Integrating this data generation pipeline offered an improvement in this direction. To teach a category (Fig. 2(a)), the user tells the label to the robot; the system produces a synthetic training set, that is used to train on-the-fly a classifier. It takes no more than one or two minutes to download and process around 100 images on a standard laptop and internet connection. Images are then encoded into ResNet-50’s representation and used to train an SVM (linear Kernel). The feature extraction and classifier training are fast and part of the usual learning pipeline employed on the robot. As showed in the benchmark in Sect. 4.1, the synthetic dataset can also be integrated with real example images acquired by the robot autonomously (see, e.g., our previous workFootnote 4). After training, the robot recognizes the category (Fig. 2(b)). A simple depth segmentation [16] localizes a region of interest as the closest object in the scene, which is then classified.

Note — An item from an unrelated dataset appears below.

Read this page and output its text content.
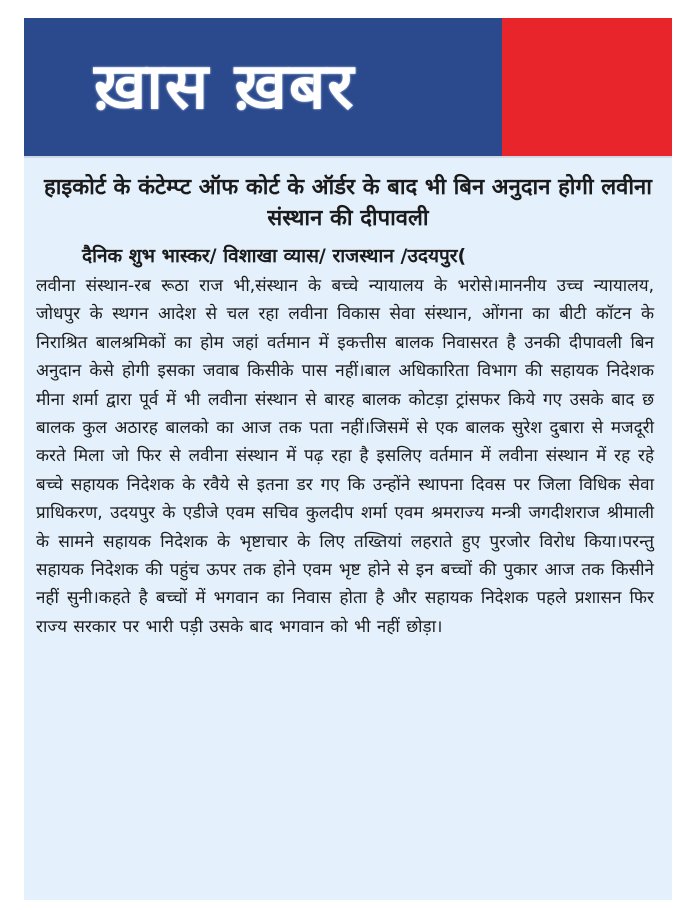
ख़ास ख़बर
हाइकोर्ट के कंटेम्प्ट ऑफ कोर्ट के ऑर्डर के बाद भी बिन अनुदान होगी लवीना संस्थान की दीपावली
दैनिक शुभ भास्कर/ विशाखा व्यास/ राजस्थान /उदयपुर(
लवीना संस्थान-रब रूठा राज भी,संस्थान के बच्चे न्यायालय के भरोसे।माननीय उच्च न्यायालय, जोधपुर के स्थगन आदेश से चल रहा लवीना विकास सेवा संस्थान, ओंगना का बीटी कॉटन के निराश्रित बालश्रमिकों का होम जहां वर्तमान में इकत्तीस बालक निवासरत है उनकी दीपावली बिन अनुदान केसे होगी इसका जवाब किसीके पास नहीं।बाल अधिकारिता विभाग की सहायक निदेशक मीना शर्मा द्वारा पूर्व में भी लवीना संस्थान से बारह बालक कोटड़ा ट्रांसफर किये गए उसके बाद छ बालक कुल अठारह बालको का आज तक पता नहीं।जिसमें से एक बालक सुरेश दुबारा से मजदूरी करते मिला जो फिर से लवीना संस्थान में पढ़ रहा है इसलिए वर्तमान में लवीना संस्थान में रह रहे बच्चे सहायक निदेशक के रवैये से इतना डर गए कि उन्होंने स्थापना दिवस पर जिला विधिक सेवा प्राधिकरण, उदयपुर के एडीजे एवम सचिव कुलदीप शर्मा एवम श्रमराज्य मन्त्री जगदीशराज श्रीमाली के सामने सहायक निदेशक के भृष्टाचार के लिए तख्तियां लहराते हुए पुरजोर विरोध किया।परन्तु सहायक निदेशक की पहुंच ऊपर तक होने एवम भृष्ट होने से इन बच्चों की पुकार आज तक किसीने नहीं सुनी।कहते है बच्चों में भगवान का निवास होता है और सहायक निदेशक पहले प्रशासन फिर राज्य सरकार पर भारी पड़ी उसके बाद भगवान को भी नहीं छोड़ा।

A video showing qualitatively the performance of the running system is available hereFootnote 5. The pipeline deployed on the robot applies data augmentation over background images from Washington RGB-D (the video shows also the kind of noise affecting the content or the foreground masks of the generated images).

The code of the application can run on a normal laptop and can be made publicly available upon request at the same GitHub repository of the original applicationFootnote 6.

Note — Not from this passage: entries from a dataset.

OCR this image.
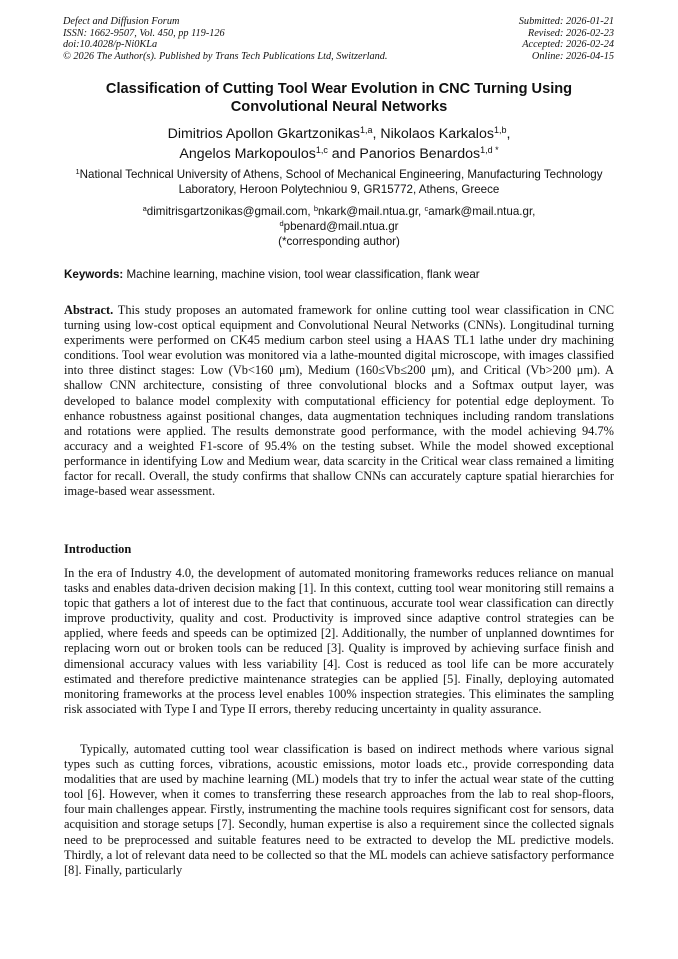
Defect and Diffusion Forum
ISSN: 1662-9507, Vol. 450, pp 119-126
doi:10.4028/p-Ni0KLa
© 2026 The Author(s). Published by Trans Tech Publications Ltd, Switzerland.
Submitted: 2026-01-21
Revised: 2026-02-23
Accepted: 2026-02-24
Online: 2026-04-15
Classification of Cutting Tool Wear Evolution in CNC Turning Using Convolutional Neural Networks
Dimitrios Apollon Gkartzonikas$^{1,a}$, Nikolaos Karkalos$^{1,b}$,
Angelos Markopoulos$^{1,c}$ and Panorios Benardos$^{1,d *}$
$^1$National Technical University of Athens, School of Mechanical Engineering, Manufacturing Technology Laboratory, Heroon Polytechniou 9, GR15772, Athens, Greece
$^a$dimitrisgartzonikas@gmail.com, $^b$nkark@mail.ntua.gr, $^c$amark@mail.ntua.gr,
$^d$pbenard@mail.ntua.gr
(*corresponding author)
Keywords: Machine learning, machine vision, tool wear classification, flank wear
Abstract. This study proposes an automated framework for online cutting tool wear classification in CNC turning using low-cost optical equipment and Convolutional Neural Networks (CNNs). Longitudinal turning experiments were performed on CK45 medium carbon steel using a HAAS TL1 lathe under dry machining conditions. Tool wear evolution was monitored via a lathe-mounted digital microscope, with images classified into three distinct stages: Low (Vb<160 μm), Medium (160≤Vb≤200 μm), and Critical (Vb>200 μm). A shallow CNN architecture, consisting of three convolutional blocks and a Softmax output layer, was developed to balance model complexity with computational efficiency for potential edge deployment. To enhance robustness against positional changes, data augmentation techniques including random translations and rotations were applied. The results demonstrate good performance, with the model achieving 94.7% accuracy and a weighted F1-score of 95.4% on the testing subset. While the model showed exceptional performance in identifying Low and Medium wear, data scarcity in the Critical wear class remained a limiting factor for recall. Overall, the study confirms that shallow CNNs can accurately capture spatial hierarchies for image-based wear assessment.
Introduction
In the era of Industry 4.0, the development of automated monitoring frameworks reduces reliance on manual tasks and enables data-driven decision making [1]. In this context, cutting tool wear monitoring still remains a topic that gathers a lot of interest due to the fact that continuous, accurate tool wear classification can directly improve productivity, quality and cost. Productivity is improved since adaptive control strategies can be applied, where feeds and speeds can be optimized [2]. Additionally, the number of unplanned downtimes for replacing worn out or broken tools can be reduced [3]. Quality is improved by achieving surface finish and dimensional accuracy values with less variability [4]. Cost is reduced as tool life can be more accurately estimated and therefore predictive maintenance strategies can be applied [5]. Finally, deploying automated monitoring frameworks at the process level enables 100% inspection strategies. This eliminates the sampling risk associated with Type I and Type II errors, thereby reducing uncertainty in quality assurance.
Typically, automated cutting tool wear classification is based on indirect methods where various signal types such as cutting forces, vibrations, acoustic emissions, motor loads etc., provide corresponding data modalities that are used by machine learning (ML) models that try to infer the actual wear state of the cutting tool [6]. However, when it comes to transferring these research approaches from the lab to real shop-floors, four main challenges appear. Firstly, instrumenting the machine tools requires significant cost for sensors, data acquisition and storage setups [7]. Secondly, human expertise is also a requirement since the collected signals need to be preprocessed and suitable features need to be extracted to develop the ML predictive models. Thirdly, a lot of relevant data need to be collected so that the ML models can achieve satisfactory performance [8]. Finally, particularly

While we do not have yet a quantitative benchmark for this data generation pipeline within the on-the-fly training strategy adopted on the robot, we plan to perform such evaluation. Specifically, it would be interesting to compare with prior work [15], where it was shown that, for object categorization in absence of enough object examples, classifier training on top of ImageNet features was more effective than fine-tuning.

5 Conclusions and Future Work

We have studied an automatic pipeline to create task-specific training sets for object categorization. We built the pipeline by downloading “image class seeds” from the Web and composing publicly available code blocks to apply standard image processing, i.e., figure-ground segmentation and blending onto contextual images. This approach is useful in those situation in which example objects are difficult to obtain, as in the case of a robotic system.

Our results showed that simple image processing and data augmentation remarkably improve the performance of the object recognition system (20%) and demonstrated that an additional performance gain (40%) can be obtained by integrating the synthetic dataset with a small set of real images of a similar object, taken from the robot. This is interesting, because such a set could also be used to disambiguate the web research, by providing a visual example together with the category label.

The approach presented in this paper can potentially be extended to other tasks in robotics, in which fast adaptation is hampered by the cost of acquiring training samples. For example, in future work we plan to address object detection tasks, by combining our recent work [12]. In this perspective, this line of research could be key to develop vision systems trainable on-the-fly on novel categories.